Friday, Sept. 16, 2016, is the release date for Oliver Stone’s new movie “Snowden.” By the time you read this, I will have trotted down to my local Cineplex, grabbed a large bag of popcorn and a large Diet Coke (the Diet Coke cancels out any of the fat and calories from the popcorn) and watched the movie.
Now, for full and fair disclosure, let me state from the onset that I’m not a big fan of Oliver Stone. And it’s not because he is a liberal. Honestly, it has more to do with the copious amount of misinformation presented in his movies. Misinformation unknown to the public, which they now believe to be true.
For example, in the movie JFK, the Jim Garrison character asks one of his assistants, Bill Broussard, who believes his boss is over-the-shark with conspiracy theories about government involvement in the assassination if anyone else but the government had the power, and the ability to change Kennedy’s motorcade route.

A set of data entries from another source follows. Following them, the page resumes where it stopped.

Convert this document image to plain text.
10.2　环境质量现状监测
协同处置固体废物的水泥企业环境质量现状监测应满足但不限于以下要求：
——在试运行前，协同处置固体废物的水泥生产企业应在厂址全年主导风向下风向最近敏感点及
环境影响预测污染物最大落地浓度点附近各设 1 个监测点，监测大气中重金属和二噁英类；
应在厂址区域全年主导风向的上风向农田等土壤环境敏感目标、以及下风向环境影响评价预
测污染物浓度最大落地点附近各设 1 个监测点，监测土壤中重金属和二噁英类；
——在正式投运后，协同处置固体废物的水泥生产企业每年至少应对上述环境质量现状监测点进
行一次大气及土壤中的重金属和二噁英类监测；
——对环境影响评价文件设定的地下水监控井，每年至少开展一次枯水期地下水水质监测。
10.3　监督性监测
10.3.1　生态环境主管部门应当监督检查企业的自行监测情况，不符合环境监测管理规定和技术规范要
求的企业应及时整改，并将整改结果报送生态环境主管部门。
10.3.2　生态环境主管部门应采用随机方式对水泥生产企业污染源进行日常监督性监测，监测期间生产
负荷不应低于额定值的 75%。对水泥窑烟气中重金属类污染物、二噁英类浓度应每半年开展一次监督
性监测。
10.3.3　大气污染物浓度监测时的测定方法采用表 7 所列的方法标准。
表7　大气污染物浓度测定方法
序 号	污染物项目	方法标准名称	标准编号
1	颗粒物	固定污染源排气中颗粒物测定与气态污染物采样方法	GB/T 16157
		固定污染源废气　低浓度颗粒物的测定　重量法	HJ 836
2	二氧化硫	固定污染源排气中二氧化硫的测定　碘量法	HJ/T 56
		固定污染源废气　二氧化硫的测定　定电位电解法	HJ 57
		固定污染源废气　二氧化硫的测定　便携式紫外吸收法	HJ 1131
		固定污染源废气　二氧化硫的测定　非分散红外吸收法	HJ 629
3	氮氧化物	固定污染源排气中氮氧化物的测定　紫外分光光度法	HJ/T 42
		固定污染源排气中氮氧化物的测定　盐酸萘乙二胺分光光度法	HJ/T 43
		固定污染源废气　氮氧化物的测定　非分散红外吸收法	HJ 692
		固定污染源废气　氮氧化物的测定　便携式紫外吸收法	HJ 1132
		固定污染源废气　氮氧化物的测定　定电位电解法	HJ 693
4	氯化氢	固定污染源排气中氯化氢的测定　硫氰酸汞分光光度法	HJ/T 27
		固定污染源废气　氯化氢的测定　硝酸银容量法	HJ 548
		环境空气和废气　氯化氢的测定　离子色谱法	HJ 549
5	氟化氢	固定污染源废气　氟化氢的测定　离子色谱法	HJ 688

The question is just thrown out there, and Broussard becomes flustered, unable to give an answer. It leaves the impression that the motorcade route was changed and the government, and only the government, could have changed the route. And now, millions of people believe the route was changed.
I hate to be the one who busts your bubble, but it is simply not true! The motorcade route wasn’t changed. (Click Here).

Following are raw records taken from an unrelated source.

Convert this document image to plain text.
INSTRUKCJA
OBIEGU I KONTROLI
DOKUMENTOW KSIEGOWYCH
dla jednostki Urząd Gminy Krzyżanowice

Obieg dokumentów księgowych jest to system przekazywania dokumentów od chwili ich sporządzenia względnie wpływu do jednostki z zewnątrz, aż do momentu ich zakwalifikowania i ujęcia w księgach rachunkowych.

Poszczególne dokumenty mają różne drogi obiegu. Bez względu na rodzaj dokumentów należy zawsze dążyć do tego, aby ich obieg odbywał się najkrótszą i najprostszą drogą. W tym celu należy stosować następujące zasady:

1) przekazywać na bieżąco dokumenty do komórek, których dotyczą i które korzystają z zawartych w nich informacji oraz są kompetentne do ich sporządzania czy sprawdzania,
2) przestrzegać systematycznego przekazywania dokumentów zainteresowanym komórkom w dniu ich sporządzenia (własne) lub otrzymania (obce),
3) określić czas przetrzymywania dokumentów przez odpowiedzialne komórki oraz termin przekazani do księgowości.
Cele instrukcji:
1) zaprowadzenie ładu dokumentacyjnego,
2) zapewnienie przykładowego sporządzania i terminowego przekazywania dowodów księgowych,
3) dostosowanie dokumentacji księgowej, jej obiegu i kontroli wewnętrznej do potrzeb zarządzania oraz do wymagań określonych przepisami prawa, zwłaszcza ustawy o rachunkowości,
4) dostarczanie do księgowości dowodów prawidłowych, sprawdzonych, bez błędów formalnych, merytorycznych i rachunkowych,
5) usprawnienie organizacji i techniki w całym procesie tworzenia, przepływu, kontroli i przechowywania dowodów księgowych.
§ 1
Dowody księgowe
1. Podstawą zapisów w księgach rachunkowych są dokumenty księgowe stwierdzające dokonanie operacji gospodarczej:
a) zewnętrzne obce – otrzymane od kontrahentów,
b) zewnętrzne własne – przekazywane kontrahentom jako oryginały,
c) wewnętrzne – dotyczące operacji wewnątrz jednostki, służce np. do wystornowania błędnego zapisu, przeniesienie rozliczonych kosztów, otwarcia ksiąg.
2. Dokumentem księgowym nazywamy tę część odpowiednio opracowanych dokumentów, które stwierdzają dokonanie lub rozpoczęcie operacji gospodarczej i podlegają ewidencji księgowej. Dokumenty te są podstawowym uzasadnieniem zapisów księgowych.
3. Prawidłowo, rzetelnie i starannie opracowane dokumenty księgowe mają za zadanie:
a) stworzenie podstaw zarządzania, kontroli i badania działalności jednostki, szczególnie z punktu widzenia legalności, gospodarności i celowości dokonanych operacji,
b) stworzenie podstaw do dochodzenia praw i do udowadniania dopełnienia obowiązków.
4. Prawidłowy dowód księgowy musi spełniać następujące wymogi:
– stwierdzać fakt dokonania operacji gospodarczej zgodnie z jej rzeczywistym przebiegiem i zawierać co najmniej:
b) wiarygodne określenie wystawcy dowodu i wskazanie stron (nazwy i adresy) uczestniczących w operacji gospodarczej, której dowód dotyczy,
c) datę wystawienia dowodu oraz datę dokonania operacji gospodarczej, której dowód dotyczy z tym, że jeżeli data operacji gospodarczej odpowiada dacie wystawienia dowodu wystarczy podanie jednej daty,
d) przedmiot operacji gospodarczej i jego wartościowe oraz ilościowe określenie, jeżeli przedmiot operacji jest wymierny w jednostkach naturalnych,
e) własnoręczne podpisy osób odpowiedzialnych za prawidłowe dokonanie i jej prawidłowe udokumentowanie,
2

And now Stone want us to believe that Edward Snowden is a hero. And many, no doubt, after seeing this film will believe he deserves to come back to the United States and receive a hero’s welcome.
The New York Times notes that Snowden “…is presented as a disillusioned idealist, a serious young man whose experiences lead him to doubt accepted truths and question the wisdom of authority. He has something in common with Jim Garrison in “J.F.K.” and Ron Kovic in “Born on the Fourth of July,” and also with Chris Taylor and Bud Fox, the characters played by Charlie Sheen in “Platoon” and “Wall Street.” — nytimes.com
But now we get to the crux of the matter. And I am speaking here of the true historical events.
Edward Snowden discovered what he believed was a violation of the Constitution taking place at the NSA. The mining, recording and storing of emails and phones calls of United Sates citizens.
I would ask Mr. Snowden, why not take that information to a member of Congress or a Senator instead of handing it off to the media? Rand Paul comes to mind as someone with a friendly ear.
Paul has even publicly stated that Snowden “…did inform us of something the government’s doing that was illegal.” — Dailydot.com
And get this, I agree with Rand Paul!
But surely there were other routes Snowden could have taken. But instead, he betrayed his oath and his promise to the NSA not to reveal state secrets.
As my momma always said, “two wrongs don’t make a right!”
“Asked if Snowden deserved to go to prison for breaking the law, [Senator Rand] Paul suggested that, if he became president, he would seek a compromise with the fugitive leaker. He noted that James Clapper, the director of national intelligence, had lied to Congress when asked if the NSA spied on Americans, and he suggested ‘some equivalency between a perjury charge [for Clapper], which is sort of like a five-year sentence, and [charges for] revealing secrets.’” — ibid.
Paul went on to joke that Snowden and Clapper could share the same cell for their brief stay.
On a further note, if Snowden really believes he was right to hand this information over to journalists, then why not return to the United States and face the consequences? I believe the politically incorrect term is man-up!
Surely Stone’s “Snowden” movie will be one-sided. And if history is any indicator, it will contain a lot of incorrect information painting Edward Snowden as a pillar of a free society. And millions of folks will walk around the rest of their lives believing it to be true!